Съев лапшу, Федосей оттолкнул чашку, потянулся к Осипу Наю за табаком.

— Ну, будет вам, посмеялись, дьяволы, — сказал грубым голосом. — В трюм, в кормовую часть, лазили сегодня?

— Лазили, — ответил Осип Най.

— Нет, не лазили…

Медленно вынув глиняную трубку, опустив углы прямого рта, Джон Дей проговорил через сжатые зубы по-русски:

— Почему ты так спрашиваешь, что мы будто не лазили в трюм, Федосей Скляев?

— А вот потому… Чем мыргать на меня — взяли бы фонарь, пошли.

— Течь?

— То-то, что течь. Как начали грузить бочки с солониной, — шпангоуты расперло, и снизу бьет вода.

— Этого не может случиться…

— А вот может. О чем я вам говорил, — кормовое крепление слабое.

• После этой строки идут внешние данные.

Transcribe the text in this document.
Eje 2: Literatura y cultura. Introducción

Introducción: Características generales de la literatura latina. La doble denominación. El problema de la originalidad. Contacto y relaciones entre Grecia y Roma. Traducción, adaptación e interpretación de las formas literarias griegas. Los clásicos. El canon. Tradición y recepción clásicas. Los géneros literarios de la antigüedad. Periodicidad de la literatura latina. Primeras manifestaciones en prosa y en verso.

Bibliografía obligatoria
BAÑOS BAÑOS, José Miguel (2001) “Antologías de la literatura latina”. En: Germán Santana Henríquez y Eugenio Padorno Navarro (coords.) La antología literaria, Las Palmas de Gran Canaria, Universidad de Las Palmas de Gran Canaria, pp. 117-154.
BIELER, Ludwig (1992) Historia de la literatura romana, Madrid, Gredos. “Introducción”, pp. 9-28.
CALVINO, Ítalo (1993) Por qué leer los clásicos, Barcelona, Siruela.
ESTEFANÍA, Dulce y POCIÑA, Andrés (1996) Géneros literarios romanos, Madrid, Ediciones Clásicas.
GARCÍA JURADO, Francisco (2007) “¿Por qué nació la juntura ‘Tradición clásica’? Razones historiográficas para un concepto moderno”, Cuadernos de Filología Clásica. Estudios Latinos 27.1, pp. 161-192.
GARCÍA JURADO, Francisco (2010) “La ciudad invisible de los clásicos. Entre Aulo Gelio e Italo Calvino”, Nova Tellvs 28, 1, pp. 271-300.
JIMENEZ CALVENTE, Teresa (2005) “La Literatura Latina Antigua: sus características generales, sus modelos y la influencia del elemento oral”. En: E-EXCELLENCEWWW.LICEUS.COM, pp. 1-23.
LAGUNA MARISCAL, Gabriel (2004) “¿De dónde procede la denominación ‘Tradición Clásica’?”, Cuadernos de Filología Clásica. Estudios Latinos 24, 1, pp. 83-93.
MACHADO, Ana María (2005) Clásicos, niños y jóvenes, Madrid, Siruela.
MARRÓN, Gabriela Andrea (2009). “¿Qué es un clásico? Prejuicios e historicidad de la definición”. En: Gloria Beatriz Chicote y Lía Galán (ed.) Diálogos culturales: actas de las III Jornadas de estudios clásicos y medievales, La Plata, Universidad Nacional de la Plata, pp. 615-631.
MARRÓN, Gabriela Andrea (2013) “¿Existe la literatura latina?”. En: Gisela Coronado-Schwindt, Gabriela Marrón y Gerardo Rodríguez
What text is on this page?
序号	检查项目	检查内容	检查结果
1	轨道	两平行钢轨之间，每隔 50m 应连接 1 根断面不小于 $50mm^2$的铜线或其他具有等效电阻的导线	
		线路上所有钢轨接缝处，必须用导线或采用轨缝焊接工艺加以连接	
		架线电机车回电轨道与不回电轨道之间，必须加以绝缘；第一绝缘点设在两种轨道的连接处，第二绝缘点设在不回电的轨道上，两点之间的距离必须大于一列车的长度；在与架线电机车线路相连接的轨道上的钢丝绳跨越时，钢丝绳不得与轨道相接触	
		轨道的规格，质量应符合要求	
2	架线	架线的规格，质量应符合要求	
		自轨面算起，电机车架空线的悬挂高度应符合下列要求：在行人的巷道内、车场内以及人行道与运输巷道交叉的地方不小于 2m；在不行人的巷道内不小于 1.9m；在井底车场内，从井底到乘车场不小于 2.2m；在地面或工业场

Осип Най и Джон Дей поглядели друг на друга. Не спеша встали, надвинули шапки с наушниками. Встал и Федосей, сердито замотал шарф, взял фонарь.

— Эх вы, генералы!

К столу присаживались офицеры, моряки, мастера, усталые, замазанные смолой, забрызганные грязью. Вытянув чарку огненно-крепкой водки из глиняного жбана, брали руками что попадется с блюд: жареное мясо, поросятину, говяжьи губы в уксусе. Наскоро поев, многие опять уходили, не крестя лба, не благодаря…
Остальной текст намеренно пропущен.